FLOW Director: 'People Need to Fall in Love with Water Again'
MUMBAI, May 3, 2012 — Raising awareness of the need to conserve water resources and to find more just and transparent ways to develop its sourcing and distribution, Asia Society India Centre presented a screening of the film FLOW: For the Love of Water, and a discussion via videoconference with the film's director, Irena Salina, appearing from New York City.
Among other themes, the programme explored how the privatization of the water industry can lead to excessive strain on water resources and can raise the price of water to unaffordable levels for the poor. Situations also arise wherein the rich are able to access water cheaper than the poor. Polluted water also leads to innumerable diseases, spread not only through drinking water but also through exposure while bathing.

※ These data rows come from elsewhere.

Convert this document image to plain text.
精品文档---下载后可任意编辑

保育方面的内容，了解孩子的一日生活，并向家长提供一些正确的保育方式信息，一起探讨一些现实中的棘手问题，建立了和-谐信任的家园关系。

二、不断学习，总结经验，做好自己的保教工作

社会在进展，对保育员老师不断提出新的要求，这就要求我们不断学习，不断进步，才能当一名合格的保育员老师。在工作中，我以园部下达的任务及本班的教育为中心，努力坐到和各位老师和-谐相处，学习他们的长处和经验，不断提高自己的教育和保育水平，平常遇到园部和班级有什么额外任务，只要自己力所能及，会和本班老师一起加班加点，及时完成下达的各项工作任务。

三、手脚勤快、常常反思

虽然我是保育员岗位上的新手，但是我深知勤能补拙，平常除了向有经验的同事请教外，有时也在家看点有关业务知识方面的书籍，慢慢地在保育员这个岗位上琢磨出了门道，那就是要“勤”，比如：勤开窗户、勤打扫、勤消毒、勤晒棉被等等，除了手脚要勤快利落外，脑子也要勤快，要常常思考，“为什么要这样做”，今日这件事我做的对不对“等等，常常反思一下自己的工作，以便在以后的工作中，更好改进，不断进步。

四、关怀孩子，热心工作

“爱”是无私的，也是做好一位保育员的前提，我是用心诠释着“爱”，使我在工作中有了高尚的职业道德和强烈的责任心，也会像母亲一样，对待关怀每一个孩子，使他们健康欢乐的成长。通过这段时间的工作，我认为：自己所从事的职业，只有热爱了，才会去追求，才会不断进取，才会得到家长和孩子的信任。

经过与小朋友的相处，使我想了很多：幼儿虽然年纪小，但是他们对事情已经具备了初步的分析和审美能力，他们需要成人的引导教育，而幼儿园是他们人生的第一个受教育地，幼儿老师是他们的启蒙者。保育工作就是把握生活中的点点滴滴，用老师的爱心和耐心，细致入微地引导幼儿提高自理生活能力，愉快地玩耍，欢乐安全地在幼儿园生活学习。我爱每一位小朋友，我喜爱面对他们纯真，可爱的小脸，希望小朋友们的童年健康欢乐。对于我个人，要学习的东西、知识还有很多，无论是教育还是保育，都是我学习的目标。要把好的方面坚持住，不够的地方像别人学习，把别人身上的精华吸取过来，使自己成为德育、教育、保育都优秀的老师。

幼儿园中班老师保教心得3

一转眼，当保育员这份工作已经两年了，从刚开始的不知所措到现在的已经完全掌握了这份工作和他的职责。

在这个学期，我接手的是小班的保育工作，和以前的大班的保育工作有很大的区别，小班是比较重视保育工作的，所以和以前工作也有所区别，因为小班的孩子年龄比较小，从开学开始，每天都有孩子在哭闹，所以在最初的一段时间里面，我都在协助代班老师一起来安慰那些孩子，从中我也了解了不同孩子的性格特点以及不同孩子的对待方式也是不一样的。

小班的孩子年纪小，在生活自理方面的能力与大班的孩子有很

Moreover, Salina's film shows the bottled water industry to be unreliable as a guarantor of quality, causing sometimes unnecessary and excessive pressure on limited resources.
Despite the belief, still held by many, that water is in abundant supply, the film featured experts saying that water resources around the world are drying up. FLOW also explored some of the solutions being implemented to contend with this issue, from sustainable models of UV technology to ancient methods of rainwater harvesting.
Salina conversed with the audience after the screening, sharing post-film updates and her motivations behind the film's release. Recalling a conference she once attended, she said she had told a gathering that people "need to fall in love with water again." To this, the filmmaker received one response that, in her view, expresses an even more fundamental problem — that people need to fall in love with people again.
Presented in partnership with The American Center, Enlighten Film Society, Bombay Natural History Society and Sanctuary Asia.